Wenn einen das Leben mit Anforderungen, Druck, sozialen Medien und Selbstvergleichen überfordert, braucht es eine Auszeit. Wenn Glück verblasst und Sinn verloren geht, braucht es eine Auszeit. Zeit, um über sich selbst nachzudenken und das, was wirklich zählt – ohne dass im Kopf Alarm herrscht. Darum geht es in "Auszeit" von Ami Warning, ihrer vierten* Album-Veröffentlichung und dem zweiten in deutscher Sprache nach "Momentan" von 2019. (*2022 hat sie noch ein “Mixtape” herausgebracht, "Kurz vorm Ende der Welt".) Das Album enthält elf Songs, die Geschichten von Zweifel, innerem Kampf, Selbstermächtigung, Mut und Freude erzählen – in einem einzigartigen Stil, der karibische Lockerheit, unprätentiösen Pop und deutsche Liedermachertugend verbindet. Es ist der Stil von Ami (eigentlich: Amira).
Ami Warning klingt glaubhafter als viele ihrer popmusikalischen Zeitgenossinnen. Wer zuhört, merkt: Bei den Aufnahmen ging es nicht darum, wie es am coolsten klingt. Sondern darum, das Anliegen der Songs bestmöglich rüberzubringen. (Spoiler: Genau das macht es schließlich cool.) "Liebe ist laut" zum Beispiel, eine Zusammenarbeit mit Mola, thematisiert Beziehungen und ihr Ende – nicht weinerlich, sondern mit klarem Kopf, der eigenen Bedürfnisse bewusst und sich selbst wertschätzend. "War dabei" mit Rapper Fatoni erzählt von der (inneren) Versöhnung nach einer Trennung. "Rastlos" warnt davor, ständig neue Ziele zu verfolgen, ohne Pause zu machen, und "Meer will ich" zelebriert mit zartem Ton die Schönheit der Ruhe.
Amis Musik evoziert nachvollziehbare Gefühle und schafft Intimität mit ihren Zuhörern. Ihr entspannter Sound mischt deutsche Singer-Songwriter-Vibes mit Hip-Hop-Beats, ihre raue, ungefilterte Stimme will nicht mehr sein, als sie ist, aber sie ist mehr als einfach Gesang, nämlich der direkte Weg zu ihren Gefühlen. Amis Authentizität und ihr für deutschsprachige Musik ungewohnt selbstverständlicher Flow liegt in ihren Wurzeln: Ihr Vater, ein Reggae-Musiker aus Aruba, hat sie musikalisch geprägt, gleichzeitig hat sie sich lange gesträubt, selbst einmal auf eine Bühne zu gehen. Rampensäue mögen gewisse Qualitäten haben, aber wer mit Respekt vor der Herausforderung auf einer Bühne steht, ist sympathischer – und schafft eine stärkere Verbindung.

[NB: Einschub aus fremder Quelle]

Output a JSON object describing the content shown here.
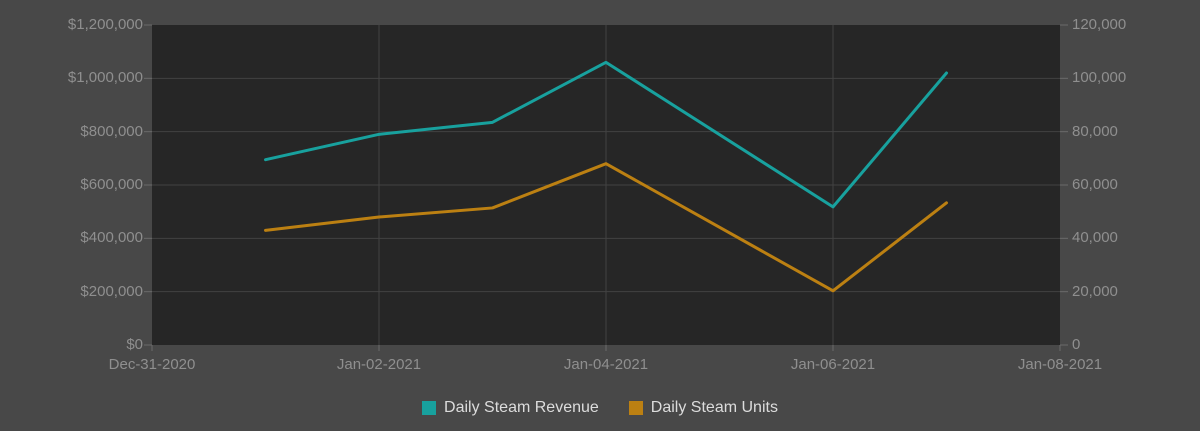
{
  "chart_data": {
    "type": "line",
    "title": "",
    "grid": true,
    "legend_position": "bottom",
    "x_axis": {
      "tick_labels": [
        "Dec-31-2020",
        "Jan-02-2021",
        "Jan-04-2021",
        "Jan-06-2021",
        "Jan-08-2021"
      ],
      "tick_days": [
        0,
        2,
        4,
        6,
        8
      ],
      "domain_days": [
        0,
        8
      ]
    },
    "y_axis_left": {
      "tick_labels": [
        "$0",
        "$200,000",
        "$400,000",
        "$600,000",
        "$800,000",
        "$1,000,000",
        "$1,200,000"
      ],
      "tick_values": [
        0,
        200000,
        400000,
        600000,
        800000,
        1000000,
        1200000
      ],
      "range": [
        0,
        1200000
      ]
    },
    "y_axis_right": {
      "tick_labels": [
        "0",
        "20,000",
        "40,000",
        "60,000",
        "80,000",
        "100,000",
        "120,000"
      ],
      "tick_values": [
        0,
        20000,
        40000,
        60000,
        80000,
        100000,
        120000
      ],
      "range": [
        0,
        120000
      ]
    },
    "series": [
      {
        "name": "Daily Steam Revenue",
        "axis": "left",
        "color": "#18A19E",
        "dates": [
          "Jan-01-2021",
          "Jan-02-2021",
          "Jan-03-2021",
          "Jan-04-2021",
          "Jan-06-2021",
          "Jan-07-2021"
        ],
        "x_days": [
          1,
          2,
          3,
          4,
          6,
          7
        ],
        "values": [
          695000,
          790000,
          835000,
          1060000,
          518000,
          1020000
        ]
      },
      {
        "name": "Daily Steam Units",
        "axis": "right",
        "color": "#BC8012",
        "dates": [
          "Jan-01-2021",
          "Jan-02-2021",
          "Jan-03-2021",
          "Jan-04-2021",
          "Jan-06-2021",
          "Jan-07-2021"
        ],
        "x_days": [
          1,
          2,
          3,
          4,
          6,
          7
        ],
        "values": [
          43000,
          48000,
          51400,
          68000,
          20300,
          53300
        ]
      }
    ]
  },
  "legend": {
    "items": [
      {
        "label": "Daily Steam Revenue",
        "color": "#18A19E"
      },
      {
        "label": "Daily Steam Units",
        "color": "#BC8012"
      }
    ]
  },
  "colors": {
    "background": "#484848",
    "plot_background": "#262626",
    "gridline": "#424242",
    "tick": "#6a6a6a",
    "axis_text": "#8f8f8f",
    "legend_text": "#dcdcdc"
  }
}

"Auszeit" ist ein Zeugnis von Amis Reise zur eigenen Bestimmung und eine Hymne an die Entschleunigung, an das Hören auf die eigene Intuition und das Wiedererlangen von Stärke, nachdem sie verschwunden schien. Ein Album, mit dem Ami Warning Trost spendet wie ein weiser Freund, ein Soundtrack, der uns aus einem gestressten, überreizten Leben zurückbringt in den Moment und uns daran erinnert: In unserem Leben geht es zuallererst um uns selbst.
"Auszeit" von Ami Warning ist am 2. August 2024 bei Backseat erschienen.
Weitere Alben:
Joe Ely: Driven To Drive (Rack ’Em)
Why?: The Well I Fell Into (Waterlines)
Brigitte Calls Me Baby: The Future Is Our Way Out (ATO)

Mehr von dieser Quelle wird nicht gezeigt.